Portions of chicks' beaks sliced off with searing-hot blade without pain killers.

Update: 2018-10-04 19:37 GMT
PETA India asked the government to stop the practices of battery-cage housing, mutilation, and forced moulting of chickens. (Representational Images)

New Delhi/ Hyderabad: The animal rights body PETA India on Thursday released eyewitness footage revealing how chicken in farms in the two Telugu states are confined to severely crowded cages and subjected to cruelty.

PETA India, which released the footage provided by ‘Anonymous for Animal Rights’ on World Animal Day, said these facilities are linked to top meat and egg producers in India.

Battery cages were the most common housing method for chickens used for eggs in the country years after the Animal Welfare Board of India (AWBI) acknowledged that they were illegal and advised states that they must be phased out by 2017.

PETA India asked the government to stop the practices of battery-cage housing, mutilation, and forced moulting of chickens.

It alleged that portions of female chicks’ beaks are sliced off with a searing-hot blade without any pain killers, and they’re shoved into cramped, dirty wire battery cages in which each bird’s floor space is smaller than an A4 sheet of paper.
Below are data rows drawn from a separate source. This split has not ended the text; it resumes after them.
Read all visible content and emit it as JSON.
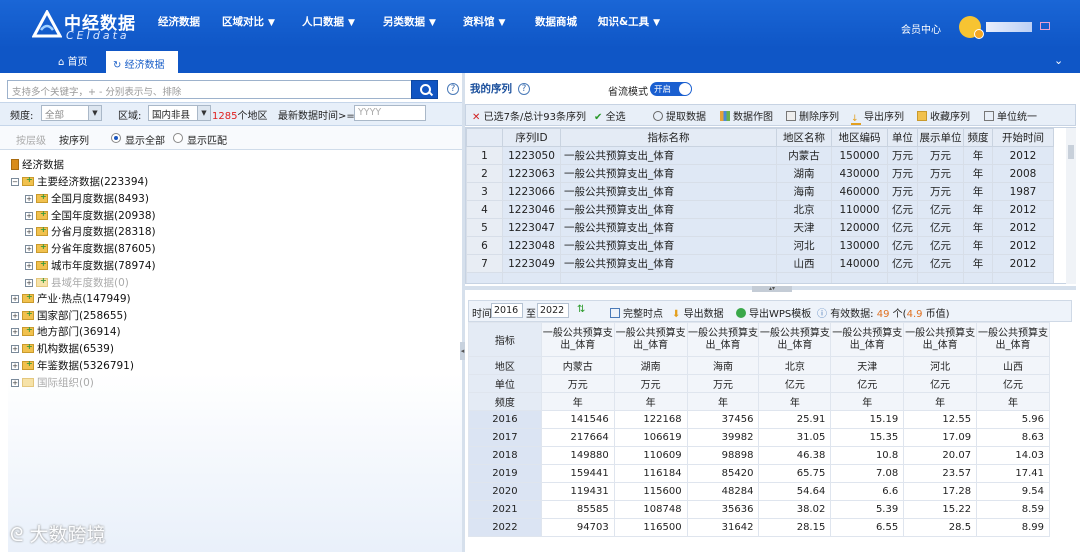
{
  "header": {
    "logo_cn": "中经数据",
    "logo_en": "CEIdata",
    "nav": [
      {
        "label": "经济数据",
        "dropdown": false
      },
      {
        "label": "区域对比",
        "dropdown": true
      },
      {
        "label": "人口数据",
        "dropdown": true
      },
      {
        "label": "另类数据",
        "dropdown": true
      },
      {
        "label": "资料馆",
        "dropdown": true
      },
      {
        "label": "数据商城",
        "dropdown": false
      },
      {
        "label": "知识&工具",
        "dropdown": true
      }
    ],
    "member": "会员中心"
  },
  "tabs": {
    "home": "首页",
    "economic": "经济数据"
  },
  "search": {
    "placeholder": "支持多个关键字，+ - 分别表示与、排除"
  },
  "filters": {
    "freq_label": "频度:",
    "freq_value": "全部",
    "region_label": "区域:",
    "region_value": "国内非县",
    "region_count": "1285",
    "region_suffix": "个地区",
    "latest_label": "最新数据时间>=",
    "latest_placeholder": "YYYY"
  },
  "options": {
    "by_level": "按层级",
    "by_sequence": "按序列",
    "show_all": "显示全部",
    "show_match": "显示匹配"
  },
  "tree": {
    "root": "经济数据",
    "items": [
      {
        "label": "主要经济数据(223394)",
        "dim": false
      },
      {
        "label": "全国月度数据(8493)",
        "dim": false
      },
      {
        "label": "全国年度数据(20938)",
        "dim": false
      },
      {
        "label": "分省月度数据(28318)",
        "dim": false
      },
      {
        "label": "分省年度数据(87605)",
        "dim": false
      },
      {
        "label": "城市年度数据(78974)",
        "dim": false
      },
      {
        "label": "县域年度数据(0)",
        "dim": true
      },
      {
        "label": "产业·热点(147949)",
        "dim": false
      },
      {
        "label": "国家部门(258655)",
        "dim": false
      },
      {
        "label": "地方部门(36914)",
        "dim": false
      },
      {
        "label": "机构数据(6539)",
        "dim": false
      },
      {
        "label": "年鉴数据(5326791)",
        "dim": false
      },
      {
        "label": "国际组织(0)",
        "dim": true
      }
    ]
  },
  "watermark": "大数跨境",
  "my_series": {
    "title": "我的序列",
    "mode_label": "省流模式",
    "mode_value": "开启",
    "toolbar": {
      "selected": "已选7条/总计93条序列",
      "select_all": "全选",
      "extract": "提取数据",
      "chart": "数据作图",
      "delete": "删除序列",
      "export": "导出序列",
      "favorite": "收藏序列",
      "unify": "单位统一"
    },
    "columns": [
      "序列ID",
      "指标名称",
      "地区名称",
      "地区编码",
      "单位",
      "展示单位",
      "频度",
      "开始时间"
    ],
    "rows": [
      {
        "n": "1",
        "id": "1223050",
        "name": "一般公共预算支出_体育",
        "region": "内蒙古",
        "code": "150000",
        "unit": "万元",
        "dunit": "万元",
        "freq": "年",
        "start": "2012"
      },
      {
        "n": "2",
        "id": "1223063",
        "name": "一般公共预算支出_体育",
        "region": "湖南",
        "code": "430000",
        "unit": "万元",
        "dunit": "万元",
        "freq": "年",
        "start": "2008"
      },
      {
        "n": "3",
        "id": "1223066",
        "name": "一般公共预算支出_体育",
        "region": "海南",
        "code": "460000",
        "unit": "万元",
        "dunit": "万元",
        "freq": "年",
        "start": "1987"
      },
      {
        "n": "4",
        "id": "1223046",
        "name": "一般公共预算支出_体育",
        "region": "北京",
        "code": "110000",
        "unit": "亿元",
        "dunit": "亿元",
        "freq": "年",
        "start": "2012"
      },
      {
        "n": "5",
        "id": "1223047",
        "name": "一般公共预算支出_体育",
        "region": "天津",
        "code": "120000",
        "unit": "亿元",
        "dunit": "亿元",
        "freq": "年",
        "start": "2012"
      },
      {
        "n": "6",
        "id": "1223048",
        "name": "一般公共预算支出_体育",
        "region": "河北",
        "code": "130000",
        "unit": "亿元",
        "dunit": "亿元",
        "freq": "年",
        "start": "2012"
      },
      {
        "n": "7",
        "id": "1223049",
        "name": "一般公共预算支出_体育",
        "region": "山西",
        "code": "140000",
        "unit": "亿元",
        "dunit": "亿元",
        "freq": "年",
        "start": "2012"
      }
    ]
  },
  "data_toolbar": {
    "time_label": "时间",
    "from": "2016",
    "to_label": "至",
    "to": "2022",
    "full_period": "完整时点",
    "export": "导出数据",
    "export_wps": "导出WPS模板",
    "valid_label": "有效数据:",
    "valid_count": "49",
    "valid_unit": "个",
    "coin_pre": "(",
    "coin": "4.9",
    "coin_unit": "币值)"
  },
  "data_table": {
    "row_headers": [
      "指标",
      "地区",
      "单位",
      "频度"
    ],
    "series": [
      {
        "name": "一般公共预算支出_体育",
        "region": "内蒙古",
        "unit": "万元",
        "freq": "年"
      },
      {
        "name": "一般公共预算支出_体育",
        "region": "湖南",
        "unit": "万元",
        "freq": "年"
      },
      {
        "name": "一般公共预算支出_体育",
        "region": "海南",
        "unit": "万元",
        "freq": "年"
      },
      {
        "name": "一般公共预算支出_体育",
        "region": "北京",
        "unit": "亿元",
        "freq": "年"
      },
      {
        "name": "一般公共预算支出_体育",
        "region": "天津",
        "unit": "亿元",
        "freq": "年"
      },
      {
        "name": "一般公共预算支出_体育",
        "region": "河北",
        "unit": "亿元",
        "freq": "年"
      },
      {
        "name": "一般公共预算支出_体育",
        "region": "山西",
        "unit": "亿元",
        "freq": "年"
      }
    ],
    "years": [
      "2016",
      "2017",
      "2018",
      "2019",
      "2020",
      "2021",
      "2022"
    ],
    "values": [
      [
        "141546",
        "122168",
        "37456",
        "25.91",
        "15.19",
        "12.55",
        "5.96"
      ],
      [
        "217664",
        "106619",
        "39982",
        "31.05",
        "15.35",
        "17.09",
        "8.63"
      ],
      [
        "149880",
        "110609",
        "98898",
        "46.38",
        "10.8",
        "20.07",
        "14.03"
      ],
      [
        "159441",
        "116184",
        "85420",
        "65.75",
        "7.08",
        "23.57",
        "17.41"
      ],
      [
        "119431",
        "115600",
        "48284",
        "54.64",
        "6.6",
        "17.28",
        "9.54"
      ],
      [
        "85585",
        "108748",
        "35636",
        "38.02",
        "5.39",
        "15.22",
        "8.59"
      ],
      [
        "94703",
        "116500",
        "31642",
        "28.15",
        "6.55",
        "28.5",
        "8.99"
      ]
    ]
  },
  "colors": {
    "brand": "#1560d2",
    "accent_red": "#e02020",
    "toggle": "#1a5fd0"
  }
}
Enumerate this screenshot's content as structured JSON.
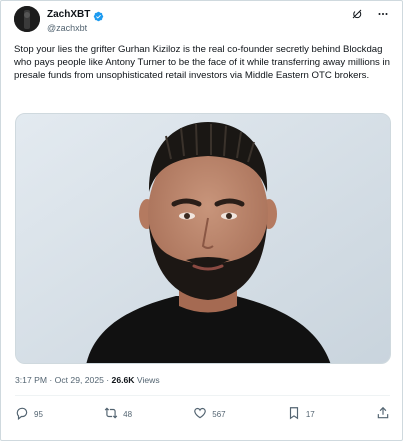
{
  "author": {
    "display_name": "ZachXBT",
    "handle": "@zachxbt",
    "verified": true
  },
  "tweet": {
    "text": "Stop your lies the grifter Gurhan Kiziloz is the real co-founder secretly behind Blockdag who pays people like Antony Turner to be the face of it while transferring away millions in presale funds from unsophisticated retail investors via Middle Eastern OTC brokers.",
    "time": "3:17 PM",
    "separator": "·",
    "date": "Oct 29, 2025",
    "views_count": "26.6K",
    "views_label": "Views"
  },
  "actions": {
    "replies": "95",
    "reposts": "48",
    "likes": "567",
    "bookmarks": "17"
  },
  "icons": {
    "verified": "verified-badge-icon",
    "grok": "grok-icon",
    "more": "more-icon",
    "reply": "reply-icon",
    "repost": "repost-icon",
    "like": "like-icon",
    "bookmark": "bookmark-icon",
    "share": "share-icon"
  },
  "colors": {
    "verified_blue": "#1d9bf0",
    "text_primary": "#0f1419",
    "text_secondary": "#536471",
    "border": "#cfd9de"
  }
}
“After the hens stop producing eggs, workers pack them into crowded trucks, and many don’t survive the gruelling trip to the slaughterhouse.

“At chicken-meat shops, workers hold down the birds and cut their throats or chop off their heads. At so-called ‘modern’ slaughterhouses, chickens are shackled and hung upside down before their throats are slit,” it pointed out.
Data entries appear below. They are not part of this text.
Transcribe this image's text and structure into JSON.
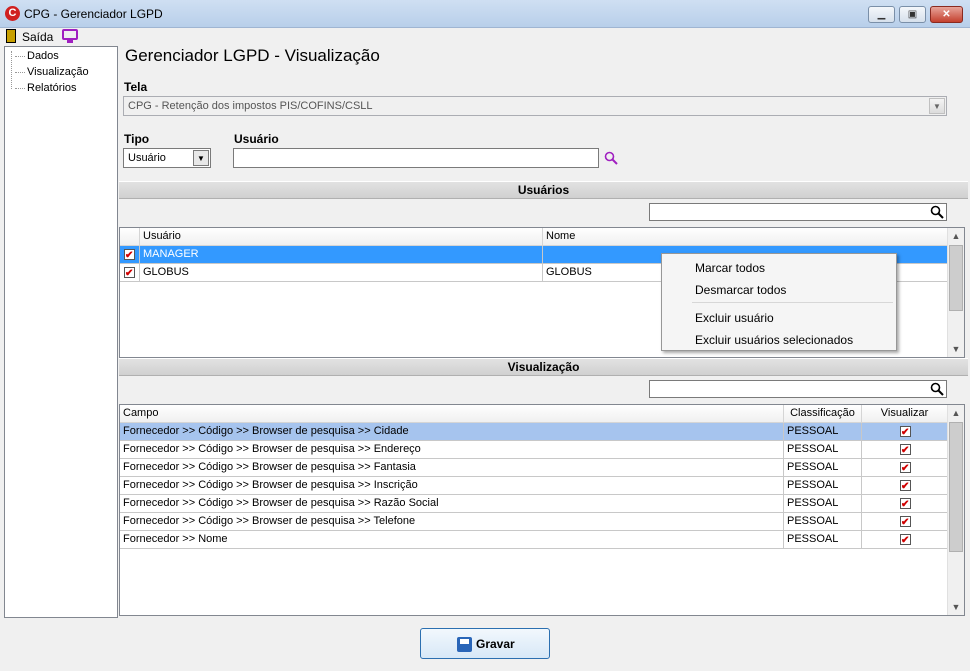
{
  "window": {
    "title": "CPG - Gerenciador LGPD",
    "minimize": "▁",
    "restore": "▣",
    "close": "✕"
  },
  "menu": {
    "exit_label": "Saída"
  },
  "tree": {
    "items": [
      "Dados",
      "Visualização",
      "Relatórios"
    ]
  },
  "page": {
    "title": "Gerenciador LGPD - Visualização"
  },
  "form": {
    "tela_label": "Tela",
    "tela_value": "CPG - Retenção dos impostos PIS/COFINS/CSLL",
    "tipo_label": "Tipo",
    "tipo_value": "Usuário",
    "usuario_label": "Usuário",
    "usuario_value": ""
  },
  "users_section": {
    "title": "Usuários",
    "search_value": "",
    "columns": [
      "Usuário",
      "Nome"
    ],
    "rows": [
      {
        "usuario": "MANAGER",
        "nome": "",
        "checked": true,
        "selected": true
      },
      {
        "usuario": "GLOBUS",
        "nome": "GLOBUS",
        "checked": true,
        "selected": false
      }
    ]
  },
  "context_menu": {
    "items": [
      "Marcar todos",
      "Desmarcar todos",
      "Excluir usuário",
      "Excluir usuários selecionados"
    ]
  },
  "view_section": {
    "title": "Visualização",
    "search_value": "",
    "columns": [
      "Campo",
      "Classificação",
      "Visualizar"
    ],
    "rows": [
      {
        "campo": "Fornecedor >> Código >> Browser de pesquisa >> Cidade",
        "classificacao": "PESSOAL",
        "visualizar": true
      },
      {
        "campo": "Fornecedor >> Código >> Browser de pesquisa >> Endereço",
        "classificacao": "PESSOAL",
        "visualizar": true
      },
      {
        "campo": "Fornecedor >> Código >> Browser de pesquisa >> Fantasia",
        "classificacao": "PESSOAL",
        "visualizar": true
      },
      {
        "campo": "Fornecedor >> Código >> Browser de pesquisa >> Inscrição",
        "classificacao": "PESSOAL",
        "visualizar": true
      },
      {
        "campo": "Fornecedor >> Código >> Browser de pesquisa >> Razão Social",
        "classificacao": "PESSOAL",
        "visualizar": true
      },
      {
        "campo": "Fornecedor >> Código >> Browser de pesquisa >> Telefone",
        "classificacao": "PESSOAL",
        "visualizar": true
      },
      {
        "campo": "Fornecedor >> Nome",
        "classificacao": "PESSOAL",
        "visualizar": true
      }
    ]
  },
  "footer": {
    "save_label": "Gravar"
  },
  "colors": {
    "selection": "#3399ff",
    "accent_purple": "#a020c0",
    "check_red": "#d00000"
  },
  "icons": [
    "app-logo-icon",
    "exit-door-icon",
    "monitor-icon",
    "search-icon",
    "save-disk-icon",
    "chevron-down-icon"
  ]
}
Asked about the poor conditions of pountry, the industry responded saying this was a “motivated” campaign as as the activists are known to receive liberal grants under the garb of fighting animal rights.

Mr Sanjeev Chintawar, a spokesperson for the National Egg Co-ordination Committee said that the poultry industry was under pressure from international lobbying associations to allow chicken legs as a product into India.
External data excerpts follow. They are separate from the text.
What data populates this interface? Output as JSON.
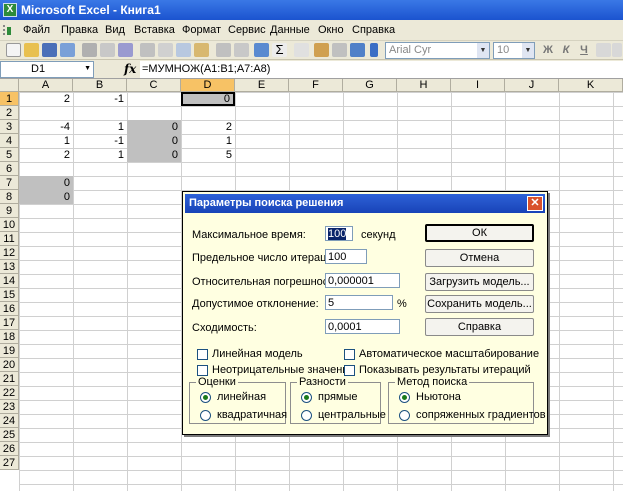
{
  "window": {
    "title": "Microsoft Excel - Книга1",
    "app_icon": "X"
  },
  "menu": [
    "Файл",
    "Правка",
    "Вид",
    "Вставка",
    "Формат",
    "Сервис",
    "Данные",
    "Окно",
    "Справка"
  ],
  "toolbar": {
    "font_name": "Arial Cyr",
    "font_size": "10",
    "bold": "Ж",
    "italic": "К",
    "underline": "Ч"
  },
  "formula_bar": {
    "name_box": "D1",
    "fx_label": "fx",
    "formula": "=МУМНОЖ(A1:B1;A7:A8)"
  },
  "sheet": {
    "columns": [
      "A",
      "B",
      "C",
      "D",
      "E",
      "F",
      "G",
      "H",
      "I",
      "J",
      "K"
    ],
    "rows": [
      "1",
      "2",
      "3",
      "4",
      "5",
      "6",
      "7",
      "8",
      "9",
      "10",
      "11",
      "12",
      "13",
      "14",
      "15",
      "16",
      "17",
      "18",
      "19",
      "20",
      "21",
      "22",
      "23",
      "24",
      "25",
      "26",
      "27"
    ],
    "cells": {
      "A1": "2",
      "B1": "-1",
      "D1": "0",
      "A3": "-4",
      "B3": "1",
      "C3": "0",
      "D3": "2",
      "A4": "1",
      "B4": "-1",
      "C4": "0",
      "D4": "1",
      "A5": "2",
      "B5": "1",
      "C5": "0",
      "D5": "5",
      "A7": "0",
      "A8": "0"
    }
  },
  "dialog": {
    "title": "Параметры поиска решения",
    "max_time_label": "Максимальное время:",
    "max_time_value": "100",
    "max_time_unit": "секунд",
    "iterations_label": "Предельное число итераций:",
    "iterations_value": "100",
    "precision_label": "Относительная погрешность:",
    "precision_value": "0,000001",
    "tolerance_label": "Допустимое отклонение:",
    "tolerance_value": "5",
    "tolerance_unit": "%",
    "convergence_label": "Сходимость:",
    "convergence_value": "0,0001",
    "buttons": {
      "ok": "ОК",
      "cancel": "Отмена",
      "load": "Загрузить модель...",
      "save": "Сохранить модель...",
      "help": "Справка"
    },
    "checkboxes": {
      "linear": "Линейная модель",
      "auto_scale": "Автоматическое масштабирование",
      "nonneg": "Неотрицательные значения",
      "show_iter": "Показывать результаты итераций"
    },
    "estimates": {
      "legend": "Оценки",
      "opt1": "линейная",
      "opt2": "квадратичная",
      "selected": "линейная"
    },
    "derivatives": {
      "legend": "Разности",
      "opt1": "прямые",
      "opt2": "центральные",
      "selected": "прямые"
    },
    "search": {
      "legend": "Метод поиска",
      "opt1": "Ньютона",
      "opt2": "сопряженных градиентов",
      "selected": "Ньютона"
    }
  }
}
“US warehouses are packed and there is no place to store these. Hence the US is using all tactics to push us into accepting the import,” he said. “We are not against imports. But there should be a level playing field. The landed cost of the chicken legs should be comparable to domestic rates.”

While refraining to comment on the observations of PETA, Mr Chitawar said Telangana state and Andhra Pradesh produce the highest number of eggs. Birds lay eggs only when they have sufficient room in the cage. “There is ample evidence to show that our poultry farms are not cramped as alleged by rights activists,” he said.

Mr Ram Reddy, state vice president of the Poultry Farmers Association, said that the industry required farm status to withstand competition. Farm status enables the sector to seek loans and credit facilities from banks and financial institutions at competitive rates, he said.

Telangana Broilers Association president G. Ranjith Reddy said that government has been pro active in addressing the problems of the industry.